Journalists like to talk of the ‘public’s right to know’, but in most circumstances no such ‘right to know’ exists. In fact you are the one with a right – to conduct your personal and business affairs in privacy. You forfeit that right if you break the law, if your behaviour invites public scandal or derision or if you have chosen celebrity. The lawbreaker cannot expect to remain anonymous. Name suppression in criminal cases is anathema to the media and rightly so. But you don’t have to break the law to forfeit your right to privacy. People who achieve public prominence, whether they seek it or not, are subject to greater media scrutiny than the average person. If, for example, you are the chief executive of a large company, or the executive director of a major organisation, or a prominent member of the clergy or the spokesperson for an influential lobby group, your words and deeds are likely to be of considerable interest to the media. This is particularly true if your words are at odds with your deeds.

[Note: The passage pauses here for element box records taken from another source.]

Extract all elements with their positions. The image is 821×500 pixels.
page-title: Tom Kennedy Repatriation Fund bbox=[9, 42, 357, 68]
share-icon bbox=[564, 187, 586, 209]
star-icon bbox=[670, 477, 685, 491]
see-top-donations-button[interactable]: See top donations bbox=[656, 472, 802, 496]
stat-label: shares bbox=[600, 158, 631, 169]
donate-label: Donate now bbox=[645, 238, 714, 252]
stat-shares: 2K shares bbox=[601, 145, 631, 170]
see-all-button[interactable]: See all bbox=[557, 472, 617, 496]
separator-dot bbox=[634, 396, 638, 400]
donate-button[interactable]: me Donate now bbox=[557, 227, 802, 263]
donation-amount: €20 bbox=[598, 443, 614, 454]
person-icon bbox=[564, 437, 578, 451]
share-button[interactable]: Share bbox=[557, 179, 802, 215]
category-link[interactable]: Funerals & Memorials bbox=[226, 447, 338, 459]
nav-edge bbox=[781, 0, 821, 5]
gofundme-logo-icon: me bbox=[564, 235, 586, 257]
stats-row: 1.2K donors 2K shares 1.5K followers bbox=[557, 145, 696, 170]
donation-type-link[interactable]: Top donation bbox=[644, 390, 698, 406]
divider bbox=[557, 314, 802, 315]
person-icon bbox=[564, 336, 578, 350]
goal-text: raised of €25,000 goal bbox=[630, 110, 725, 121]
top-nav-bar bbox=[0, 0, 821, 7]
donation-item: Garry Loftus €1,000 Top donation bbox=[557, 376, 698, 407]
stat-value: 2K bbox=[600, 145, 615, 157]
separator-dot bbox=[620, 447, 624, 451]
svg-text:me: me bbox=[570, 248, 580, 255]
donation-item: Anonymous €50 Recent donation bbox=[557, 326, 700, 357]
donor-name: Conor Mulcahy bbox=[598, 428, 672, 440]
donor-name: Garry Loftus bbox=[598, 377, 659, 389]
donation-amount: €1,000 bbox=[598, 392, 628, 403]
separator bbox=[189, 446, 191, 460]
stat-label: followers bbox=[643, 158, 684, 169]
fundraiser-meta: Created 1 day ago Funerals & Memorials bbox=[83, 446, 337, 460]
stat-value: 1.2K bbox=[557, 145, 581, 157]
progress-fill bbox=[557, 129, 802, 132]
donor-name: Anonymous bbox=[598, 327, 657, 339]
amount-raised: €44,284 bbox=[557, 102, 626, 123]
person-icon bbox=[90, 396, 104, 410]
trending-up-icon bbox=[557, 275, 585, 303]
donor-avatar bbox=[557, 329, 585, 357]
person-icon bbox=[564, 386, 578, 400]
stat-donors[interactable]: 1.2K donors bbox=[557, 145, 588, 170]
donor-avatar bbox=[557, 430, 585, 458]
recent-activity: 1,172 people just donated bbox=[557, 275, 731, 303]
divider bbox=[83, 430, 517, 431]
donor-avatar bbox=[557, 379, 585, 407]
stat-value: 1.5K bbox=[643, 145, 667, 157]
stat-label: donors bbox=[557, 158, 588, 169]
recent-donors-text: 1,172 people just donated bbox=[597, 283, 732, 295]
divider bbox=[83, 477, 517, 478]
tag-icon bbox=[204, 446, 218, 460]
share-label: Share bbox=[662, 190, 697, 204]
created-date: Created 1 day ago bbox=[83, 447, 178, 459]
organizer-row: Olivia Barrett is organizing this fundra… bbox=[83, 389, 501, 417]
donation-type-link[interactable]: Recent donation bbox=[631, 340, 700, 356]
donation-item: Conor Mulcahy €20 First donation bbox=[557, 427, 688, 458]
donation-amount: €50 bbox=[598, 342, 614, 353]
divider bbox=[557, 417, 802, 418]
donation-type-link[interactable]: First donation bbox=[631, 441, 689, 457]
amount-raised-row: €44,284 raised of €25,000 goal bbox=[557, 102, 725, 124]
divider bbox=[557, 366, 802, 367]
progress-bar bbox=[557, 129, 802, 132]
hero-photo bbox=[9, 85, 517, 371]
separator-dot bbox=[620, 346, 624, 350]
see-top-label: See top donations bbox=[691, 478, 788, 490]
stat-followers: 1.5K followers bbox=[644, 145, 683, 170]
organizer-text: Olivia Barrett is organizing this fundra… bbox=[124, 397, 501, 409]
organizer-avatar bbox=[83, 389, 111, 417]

When Joe Bloggs has an affair and abandons his wife and children to shack up with a younger model, he is unlikely to be rung by the media for comment. When the CEO of a large company has an affair and abandons her husband and children to shack up with her personal trainer, the average journalist may be titillated and keen to publish, but will hopefully be persuaded by his editor that it’s irrelevant to the CEO’s ability to run the company and nobody’s business but hers. But when the Bishop of Waikikamukau or the head of Chastity Incorporated has an affair and leaves his wife and children for a younger model, the media are going to have a field day, and rightly so. The hypocrisy of those in public life is a valid subject of media scrutiny. Candidates for public office can expect a greater degree of scrutiny than those who vote from them.
However, once they are elected the New Zealand media are respectful of the privacy of MPs and local body politicians . They invariably know who’s playing away from home – they just don’t print it. But the media will have no hesitation in exposing dishonesty, hypocrisy or schonky dealings, regardless of the importance of the office-holder. Finally, those who court celebrity can expect little mercy from the media. The argument is relatively simple and has a certain logic to it: you cannot be selectively famous – you cannot enjoy the benefits of celebrity (money, adulation, privilege) and complain about your loss of privacy at the same time. That is having your cake and eating it too. So if you’re not a law-breaker, a hypocrite, a dodgy politician or a celebrity, and a journalist insists there’s a public right to know, resist all the way. You should be allowed to conduct your affairs, personal or business, away from the public gaze.